[Ray Autoscaler] Ray autoscaler does not scale up effectively and fast #45373
Open
Description
What happened + What you expected to happen
We run Ray jobs in production. Right after upgrading Ray version from 2.3.0 to 2.20.0, we saw a significant increase in job latency. Upon investigation, we found that autoscaler wasn't spinning up new nodes even when majority of the tasks were in queue waiting to be scheduled which resulted in latency increase overall. We only schedule by memory and these jobs weren't using full memory they requested for. However, we expect autoscaler to still spin up new nodes to serve the demand. This issues does not occur with SPREAD scheduling strategy however (not sure why!).
Versions / Dependencies
Ray: 2.20.0
OS: Ubuntu 20.04
Python: 3.10
Reproduction script
You might need to install deltacat by pip3 install deltacat
. Each worker has 31 CPU, 220GB memory and 10000 max_tasks.

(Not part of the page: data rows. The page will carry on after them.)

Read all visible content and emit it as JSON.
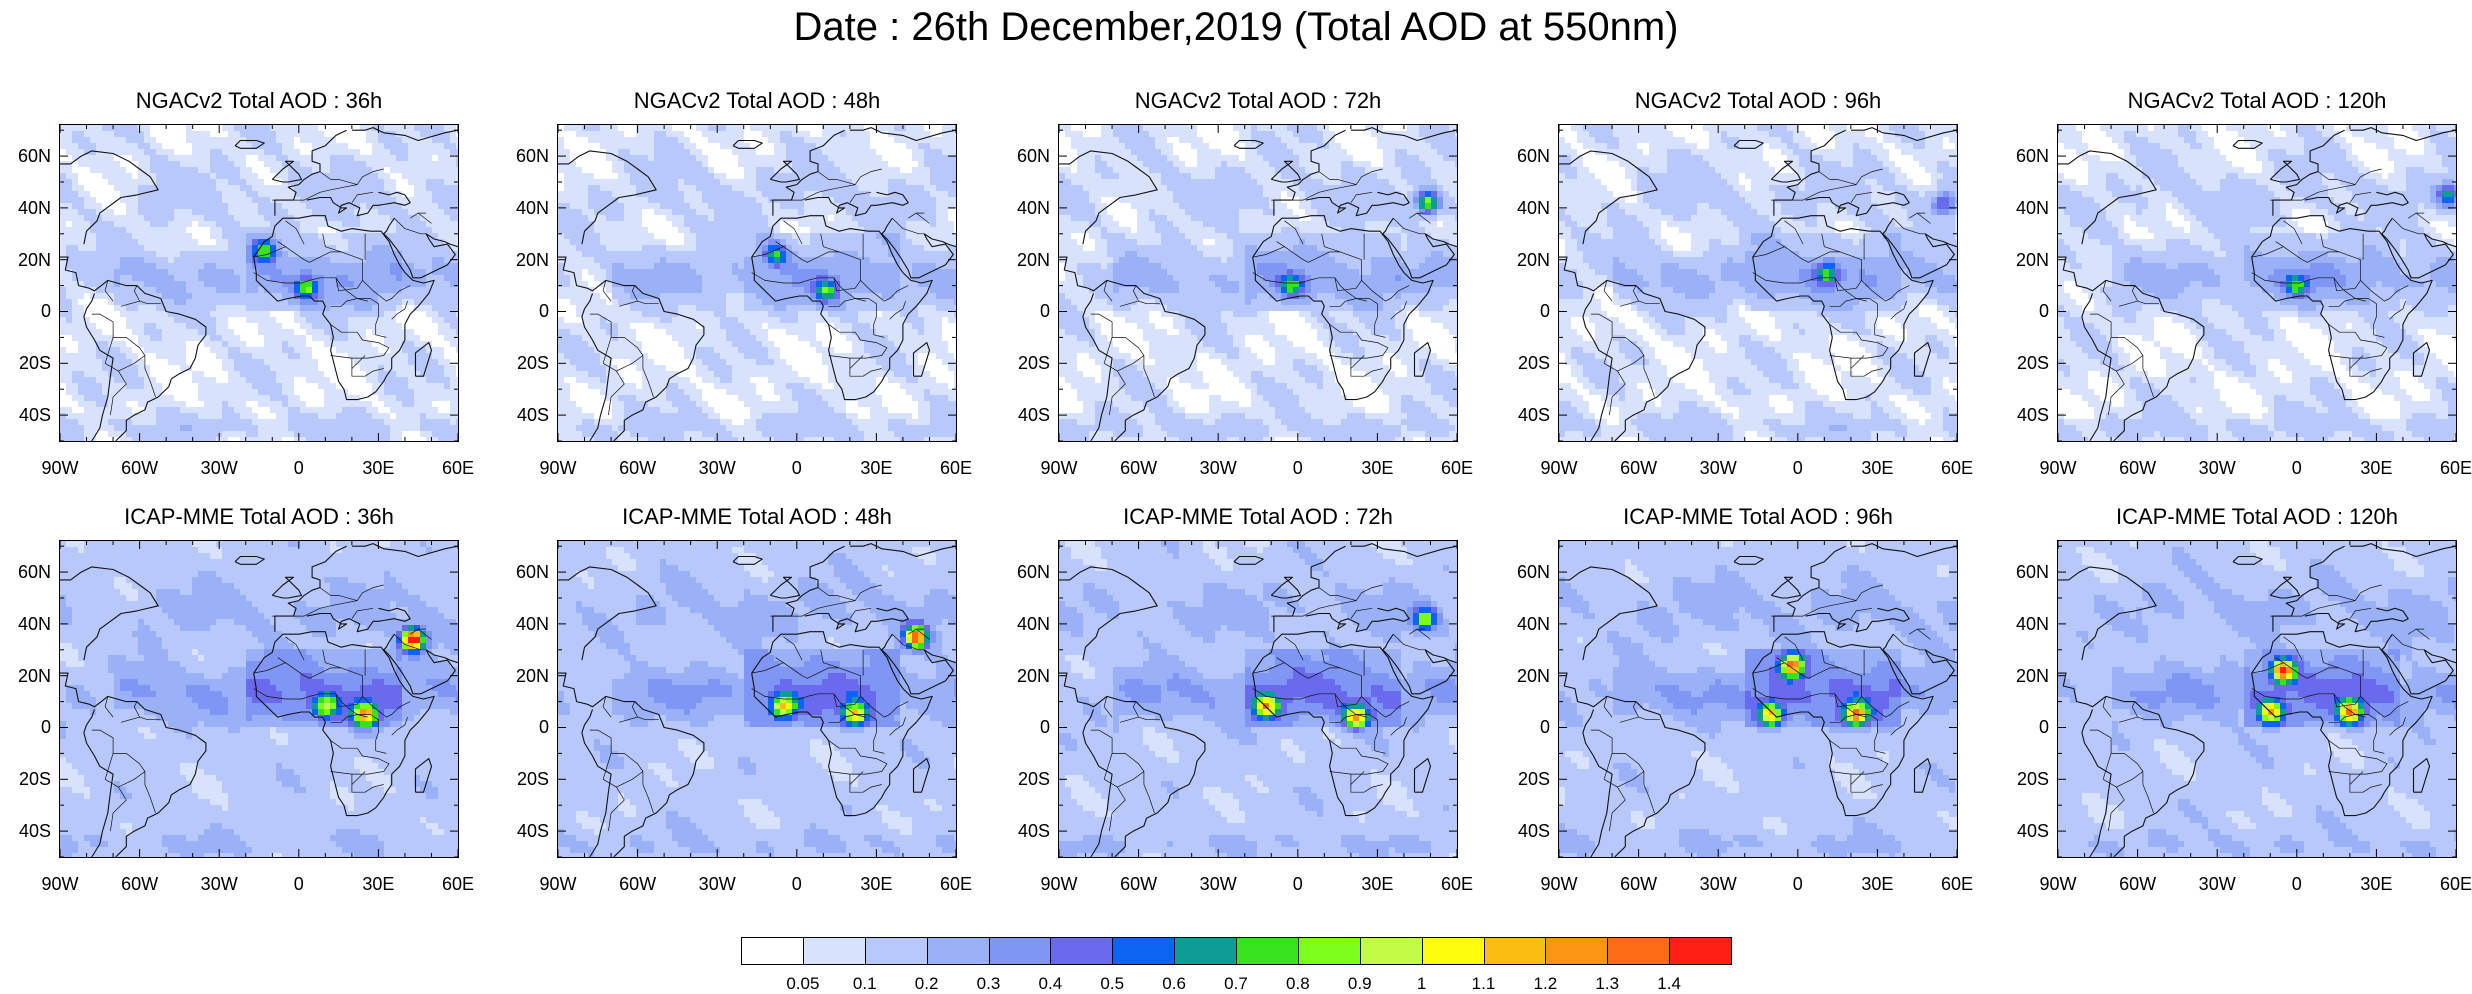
{
  "title": "Date : 26th December,2019 (Total AOD at 550nm)",
  "panels": [
    {
      "title": "NGACv2 Total AOD : 36h",
      "model": "NGACv2",
      "hot": [
        [
          -13,
          24,
          0.6
        ],
        [
          3,
          9,
          0.6
        ]
      ]
    },
    {
      "title": "NGACv2 Total AOD : 48h",
      "model": "NGACv2",
      "hot": [
        [
          -8,
          22,
          0.55
        ],
        [
          11,
          8,
          0.5
        ]
      ]
    },
    {
      "title": "NGACv2 Total AOD : 72h",
      "model": "NGACv2",
      "hot": [
        [
          49,
          42,
          0.8
        ],
        [
          -2,
          10,
          0.5
        ]
      ]
    },
    {
      "title": "NGACv2 Total AOD : 96h",
      "model": "NGACv2",
      "hot": [
        [
          11,
          15,
          0.55
        ],
        [
          55,
          42,
          0.45
        ]
      ]
    },
    {
      "title": "NGACv2 Total AOD : 120h",
      "model": "NGACv2",
      "hot": [
        [
          57,
          45,
          0.6
        ],
        [
          0,
          10,
          0.5
        ]
      ]
    },
    {
      "title": "ICAP-MME Total AOD : 36h",
      "model": "ICAP-MME",
      "hot": [
        [
          43,
          34,
          1.4
        ],
        [
          25,
          5,
          0.9
        ],
        [
          10,
          8,
          0.6
        ]
      ]
    },
    {
      "title": "ICAP-MME Total AOD : 48h",
      "model": "ICAP-MME",
      "hot": [
        [
          45,
          35,
          1.2
        ],
        [
          -5,
          8,
          0.85
        ],
        [
          22,
          5,
          0.85
        ]
      ]
    },
    {
      "title": "ICAP-MME Total AOD : 72h",
      "model": "ICAP-MME",
      "hot": [
        [
          -12,
          8,
          0.9
        ],
        [
          22,
          4,
          0.9
        ],
        [
          48,
          42,
          0.7
        ]
      ]
    },
    {
      "title": "ICAP-MME Total AOD : 96h",
      "model": "ICAP-MME",
      "hot": [
        [
          -2,
          24,
          1.05
        ],
        [
          -10,
          5,
          0.9
        ],
        [
          22,
          5,
          0.95
        ]
      ]
    },
    {
      "title": "ICAP-MME Total AOD : 120h",
      "model": "ICAP-MME",
      "hot": [
        [
          -5,
          22,
          1.2
        ],
        [
          -10,
          6,
          0.9
        ],
        [
          20,
          6,
          0.95
        ]
      ]
    }
  ],
  "map": {
    "lon_range": [
      -90,
      60
    ],
    "lat_range": [
      -50,
      72
    ],
    "x_ticks": [
      -90,
      -60,
      -30,
      0,
      30,
      60
    ],
    "x_tick_labels": [
      "90W",
      "60W",
      "30W",
      "0",
      "30E",
      "60E"
    ],
    "y_ticks": [
      60,
      40,
      20,
      0,
      -20,
      -40
    ],
    "y_tick_labels": [
      "60N",
      "40N",
      "20N",
      "0",
      "20S",
      "40S"
    ]
  },
  "colorbar": {
    "levels": [
      "0.05",
      "0.1",
      "0.2",
      "0.3",
      "0.4",
      "0.5",
      "0.6",
      "0.7",
      "0.8",
      "0.9",
      "1",
      "1.1",
      "1.2",
      "1.3",
      "1.4"
    ],
    "colors": [
      "#ffffff",
      "#d8e2fd",
      "#b8c8fb",
      "#9ab1f8",
      "#7f96f4",
      "#6a6aef",
      "#0b65f2",
      "#0e9c96",
      "#39e21e",
      "#7dfd1a",
      "#c2fc46",
      "#fcfd0d",
      "#fcbd13",
      "#fc9414",
      "#fd6b15",
      "#fc1f12"
    ]
  }
}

from deltacat.utils.ray_utils.concurrency import (
invoke_parallel,
)
import ray
import time
ray.init(address='auto')
@ray.remote
def i_will_return_after_t_secs(t):
import numpy as np
all_arrs = []
for _ in range(10):
all_arrs.append(np.random.rand(100000000)) # 0.8GB
# 8 GB overall
import time
time.sleep(t)
def options_provider(*args, **kwargs):
return {"num_cpus": 0.01, "memory": 23387571131, "resources": {'max_tasks': 0.001} }
items_to_run = [120 for _ in range(14000)]
start = time.monotonic()
print(f"Now starting: {start}")
pending = invoke_parallel(items_to_run, i_will_return_after_t_secs, max_parallelism=4096, options_provider=options_provider)
end_invoke = time.monotonic()
print(f"Now ended invoke: {end_invoke - start}")
ray.get(pending)
end = time.monotonic()
print(f"Complete: {end - start}")
# 2.3 used 460 nodes while 2.20 used 364 nodes at max.
Issue Severity
None